In the case of image models, it creates an interpolator that starts from a noise pattern and moves ("diffuses") values until they resemble portions of its training data. Specifically, portions which it has been told have roughly parallel expression to the prompt given to it by the user.
This is the reason that the term "hallucination" is misleading: **all AI-generated text is "hallucinated."** some of it just happens to be "shaped" like reliable information. Many discrete procedures are bolted on to the back of the model to bring the reliability numbers up, but they do nothing to affect the originality of the work.
[[Misc/generation-copyright|Generated output may infringe the training data]].
## Other/emerging terminology
"Retrieval-augmented generation" (RAG) partitions off a specific set of a model's training data as the "knowledge body", which the model will attempt to copy-paste from when responding to your questions. It's implemented by skewing the weights of the training data to favor the knowledge body, and then using the output to search in the knowledge body for its source. In other words, the AI isn't saying "I got this information from this source", it's going "here is a statement" and then before outputting the statement to the user, it plugs it into an exact-match search of its dataset to find original.

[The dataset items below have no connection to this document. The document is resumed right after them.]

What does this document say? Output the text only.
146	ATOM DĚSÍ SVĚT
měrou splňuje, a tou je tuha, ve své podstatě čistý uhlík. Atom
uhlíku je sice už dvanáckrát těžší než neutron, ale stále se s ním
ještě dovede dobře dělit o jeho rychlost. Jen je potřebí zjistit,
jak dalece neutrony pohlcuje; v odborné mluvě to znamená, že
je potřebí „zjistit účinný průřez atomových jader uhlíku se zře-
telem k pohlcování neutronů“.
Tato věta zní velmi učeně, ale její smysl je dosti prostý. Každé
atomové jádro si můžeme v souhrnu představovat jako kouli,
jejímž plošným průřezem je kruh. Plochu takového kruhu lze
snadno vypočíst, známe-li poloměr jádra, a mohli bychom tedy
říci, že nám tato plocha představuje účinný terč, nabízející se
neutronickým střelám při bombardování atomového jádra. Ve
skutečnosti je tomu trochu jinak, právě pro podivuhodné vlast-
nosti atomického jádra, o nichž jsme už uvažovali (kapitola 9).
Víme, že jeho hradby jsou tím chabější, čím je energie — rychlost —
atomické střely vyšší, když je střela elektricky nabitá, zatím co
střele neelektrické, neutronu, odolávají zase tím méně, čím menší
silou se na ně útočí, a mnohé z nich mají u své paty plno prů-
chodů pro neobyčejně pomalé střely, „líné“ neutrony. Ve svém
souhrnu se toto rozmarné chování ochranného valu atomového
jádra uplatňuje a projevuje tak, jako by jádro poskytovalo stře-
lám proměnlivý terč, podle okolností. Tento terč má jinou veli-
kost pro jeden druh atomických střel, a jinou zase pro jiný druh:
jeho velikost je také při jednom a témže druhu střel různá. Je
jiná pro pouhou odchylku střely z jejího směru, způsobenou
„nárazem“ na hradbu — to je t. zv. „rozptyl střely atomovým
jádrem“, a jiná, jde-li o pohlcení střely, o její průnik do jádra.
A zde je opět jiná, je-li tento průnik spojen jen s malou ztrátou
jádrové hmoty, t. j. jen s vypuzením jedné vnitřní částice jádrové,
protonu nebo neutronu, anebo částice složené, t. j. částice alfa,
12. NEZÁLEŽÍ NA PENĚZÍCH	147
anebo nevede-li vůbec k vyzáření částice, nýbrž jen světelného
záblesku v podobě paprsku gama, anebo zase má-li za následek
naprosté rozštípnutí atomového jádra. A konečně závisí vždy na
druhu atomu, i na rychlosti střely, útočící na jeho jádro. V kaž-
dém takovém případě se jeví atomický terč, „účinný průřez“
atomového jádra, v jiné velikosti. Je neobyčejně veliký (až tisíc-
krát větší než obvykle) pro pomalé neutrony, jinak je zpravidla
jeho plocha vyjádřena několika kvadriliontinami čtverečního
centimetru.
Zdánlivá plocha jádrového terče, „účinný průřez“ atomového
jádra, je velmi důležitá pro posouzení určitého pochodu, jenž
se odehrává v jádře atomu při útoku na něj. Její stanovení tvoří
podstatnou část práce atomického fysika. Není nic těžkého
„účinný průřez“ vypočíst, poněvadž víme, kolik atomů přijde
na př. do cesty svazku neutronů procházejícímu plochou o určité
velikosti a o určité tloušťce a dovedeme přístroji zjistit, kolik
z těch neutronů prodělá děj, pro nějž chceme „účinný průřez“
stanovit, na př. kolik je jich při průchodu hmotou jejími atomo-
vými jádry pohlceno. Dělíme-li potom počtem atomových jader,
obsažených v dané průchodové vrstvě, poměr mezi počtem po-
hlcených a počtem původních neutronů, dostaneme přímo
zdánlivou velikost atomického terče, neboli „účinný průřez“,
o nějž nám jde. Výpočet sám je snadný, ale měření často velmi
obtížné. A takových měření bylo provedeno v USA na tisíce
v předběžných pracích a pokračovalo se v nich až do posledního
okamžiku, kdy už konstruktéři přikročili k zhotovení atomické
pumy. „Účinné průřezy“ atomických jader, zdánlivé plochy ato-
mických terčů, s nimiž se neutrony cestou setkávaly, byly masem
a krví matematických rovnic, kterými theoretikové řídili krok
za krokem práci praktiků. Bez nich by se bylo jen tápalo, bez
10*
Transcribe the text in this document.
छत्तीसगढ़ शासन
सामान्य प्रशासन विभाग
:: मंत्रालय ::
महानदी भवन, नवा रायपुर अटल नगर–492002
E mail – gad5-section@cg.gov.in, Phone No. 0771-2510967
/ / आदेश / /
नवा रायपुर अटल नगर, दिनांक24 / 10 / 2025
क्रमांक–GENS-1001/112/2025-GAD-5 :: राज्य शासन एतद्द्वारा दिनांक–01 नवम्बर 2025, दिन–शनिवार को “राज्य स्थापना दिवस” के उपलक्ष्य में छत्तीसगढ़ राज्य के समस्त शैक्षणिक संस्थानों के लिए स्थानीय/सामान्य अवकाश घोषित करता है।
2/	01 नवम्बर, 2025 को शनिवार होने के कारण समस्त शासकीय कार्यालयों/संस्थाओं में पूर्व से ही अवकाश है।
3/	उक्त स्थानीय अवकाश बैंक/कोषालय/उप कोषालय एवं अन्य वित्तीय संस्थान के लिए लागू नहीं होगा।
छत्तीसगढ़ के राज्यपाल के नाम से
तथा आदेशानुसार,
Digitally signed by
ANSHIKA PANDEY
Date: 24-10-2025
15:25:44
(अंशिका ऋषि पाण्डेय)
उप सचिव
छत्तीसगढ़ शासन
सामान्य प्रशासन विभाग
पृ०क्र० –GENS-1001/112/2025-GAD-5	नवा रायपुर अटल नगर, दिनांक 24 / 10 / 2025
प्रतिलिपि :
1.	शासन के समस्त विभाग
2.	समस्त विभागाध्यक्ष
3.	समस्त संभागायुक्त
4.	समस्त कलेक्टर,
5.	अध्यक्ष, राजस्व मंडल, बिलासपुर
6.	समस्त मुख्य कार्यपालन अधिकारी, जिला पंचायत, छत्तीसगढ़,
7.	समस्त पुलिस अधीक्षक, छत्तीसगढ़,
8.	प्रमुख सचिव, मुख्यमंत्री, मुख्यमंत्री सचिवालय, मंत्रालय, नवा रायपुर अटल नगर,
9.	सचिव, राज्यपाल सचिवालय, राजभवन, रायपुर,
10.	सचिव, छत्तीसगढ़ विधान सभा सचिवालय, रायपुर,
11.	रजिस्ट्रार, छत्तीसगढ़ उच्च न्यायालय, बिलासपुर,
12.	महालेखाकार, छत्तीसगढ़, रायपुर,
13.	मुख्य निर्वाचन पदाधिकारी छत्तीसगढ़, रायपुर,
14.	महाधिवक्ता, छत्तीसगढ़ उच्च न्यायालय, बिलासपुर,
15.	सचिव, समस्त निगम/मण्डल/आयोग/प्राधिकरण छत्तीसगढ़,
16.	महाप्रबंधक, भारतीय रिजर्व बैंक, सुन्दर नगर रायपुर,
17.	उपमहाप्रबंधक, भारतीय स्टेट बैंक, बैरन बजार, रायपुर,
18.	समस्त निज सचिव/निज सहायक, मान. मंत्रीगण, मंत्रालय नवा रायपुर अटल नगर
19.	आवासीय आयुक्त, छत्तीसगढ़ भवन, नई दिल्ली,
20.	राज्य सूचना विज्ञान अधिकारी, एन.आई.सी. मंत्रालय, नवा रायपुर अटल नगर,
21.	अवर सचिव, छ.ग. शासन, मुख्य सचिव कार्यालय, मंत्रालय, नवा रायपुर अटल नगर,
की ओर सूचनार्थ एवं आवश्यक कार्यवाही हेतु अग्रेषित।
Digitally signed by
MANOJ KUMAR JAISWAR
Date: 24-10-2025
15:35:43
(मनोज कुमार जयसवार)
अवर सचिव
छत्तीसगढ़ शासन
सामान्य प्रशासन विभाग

"Deep document understanding" is the name of a tool to classify regions of a file. It's a misnomer, this is not in and of itself an 'understanding' any more than drawing circles around your tax return boxes would be.
"Large reasoning models" (LRMs) are LLMs that use "repeated sampling" to generate multiple responses to one query. They then use a reinforcement learner to decide which of these responses is more...responsive. Then, they generate a slew of steps which could be used to reach that response, and a learner picks which procedure looks the most correct. This isn't reasoning.
## Further Reading
- Read about [[Essays/normative-ai|why]] copyright law should be enforced against AI in its dedicated essay.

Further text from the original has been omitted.